Die ersten Schweine und Kühe wurden von den Hirten aus der Stadt zu den Wiesen getrieben. Aufmerksam durchschritten schwedische Wachposten in ihrer Respekt einflößenden blaugelben Uniform und ihrer elegant gefalteten Mütze, dem Dreispitz, das Hafengebiet. Ihren Augen schien nichts zu entgehen, was sie erkennen wollten.

Elisabeth huschte in den Schatten eines sich behäbig durch das Wassertor drängenden Ochsenkarrens, um den Blicken der Soldaten zu entgehen. Zum Glück zeigten diese andere Interessen: Ein Schiff der schwedischen Flotte machte sich unter Zurufen und großem Getöse linksseitig des Hafens zum Auslaufen bereit. Gewiss hatte es Tage zuvor Kriegsmaterial, das im neu erbauten Zeughaus gelagert wurde, gebracht.

Elisabeth sah sich um. Alles war überschaubar, nur von dem alten Mann gab es keine Spur mehr. Für einen Augenblick wollte sie zurück zur Fischmarktfrau, doch sie konnte sich nicht ernsthaft dazu entschließen. Also zuckte sie mit den Schultern und trat den Heimweg an.

Der Wachposten auf der Hafenseite des Wassertores schielte desinteressiert in Elisabeths Körbchen und ließ sie ohne Umstände zurück in die Stadt.
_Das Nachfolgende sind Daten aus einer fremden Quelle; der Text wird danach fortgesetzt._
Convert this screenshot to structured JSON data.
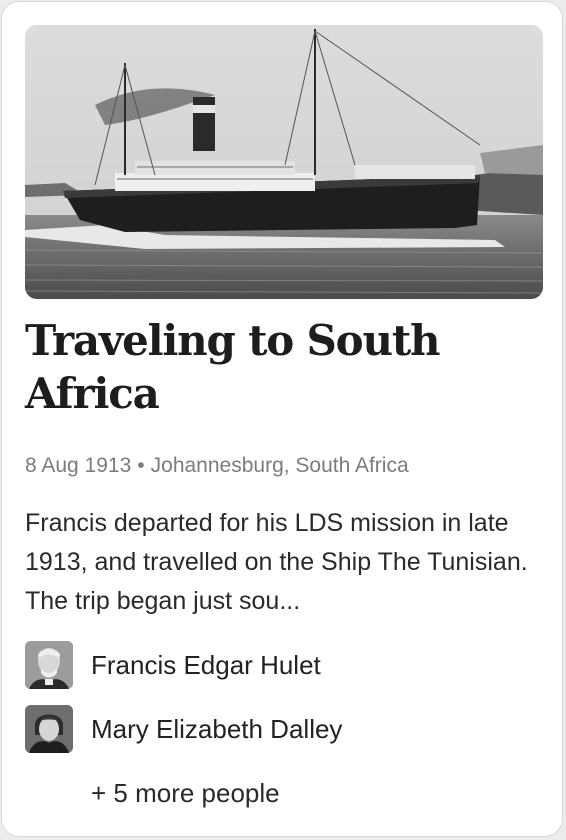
{
  "story": {
    "title": "Traveling to South Africa",
    "date": "8 Aug 1913",
    "separator": "•",
    "location": "Johannesburg, South Africa",
    "description": "Francis departed for his LDS mission in late 1913, and travelled on the Ship The Tunisian. The trip began just sou...",
    "people": [
      {
        "name": "Francis Edgar Hulet"
      },
      {
        "name": "Mary Elizabeth Dalley"
      }
    ],
    "more_people": "+ 5 more people"
  }
}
Ein Schwarm Nebelkrähen zog quarrend zu den Gärten und Bäumen der Innenstadt, während die Möwen dort mit ihren schrillen Rufen über die alten Dächer schwirrten.

Auf der Straße, die zur Grube und dem Haus, in dem sie nun seit vier Jahren mit Meister Braun und dessen Frau die Kleider für bessergestellte Bürger nähte, zog Elisabeth ihr Schultertuch über den Kopf. Es fröstelte sie – zum ersten Mal in diesem Jahr …

An jenem Mittag schickte der Schneidermeister sie früher nach Hause, als sonst. Die Sonnenstrahlen hatten sich tatsächlich gegen Nachmittag verzogen und man wollte nicht, dass sie in ein schlimmes Wetter geraten könnte.

Auch dürfte sie am nächsten Tag gerne später kommen, hätte sie Plagen mit einem Unwetter gehabt, meinte der Meister. Schließlich war es ein Leichtes, die wichtigen Arbeiten auch zu Hause zu erledigen. Für solche Ausnahmen hatte sich Elisabeth eine Schneiderecke eingerichtet.

So packte sie einige ihre Näharbeiten in ihren Korb und ging mit eiligem Schritt zu ihrem kleinen Bürgerhaus in der Baustraße.

Dieses war, mit einem beeindruckenden Schaugiebel versehen, eines der vielen schmucken Häuser, die direkt gegenüber der Sankt Georgen Basilika standen.

Von ihrem Küchenfenster aus konnte sie zur Südwestseite des herrlichen Gebäudes blicken, fast im gleichen Winkel, wie damals bei Großmutter auf die majestätische Nikolaikirche.

Von Sankt Georgen trennte sie auch hier nur eine Straße sowie eine Reihe Linden auf ihrer und eine üppig wuchernde Baumvielfalt auf der anderen Seite.

Elisabeth spürte, dass es wichtig war, den Kamin zeitiger anzuzünden als sonst. Die vier Reichstaler, die sie an jenem Tag für Miete und Arbeit von Meister Braun bekommen hatte, legte sie sofort in ihre Geldtruhe.

Endlich eine Sorge weniger, dachte sie.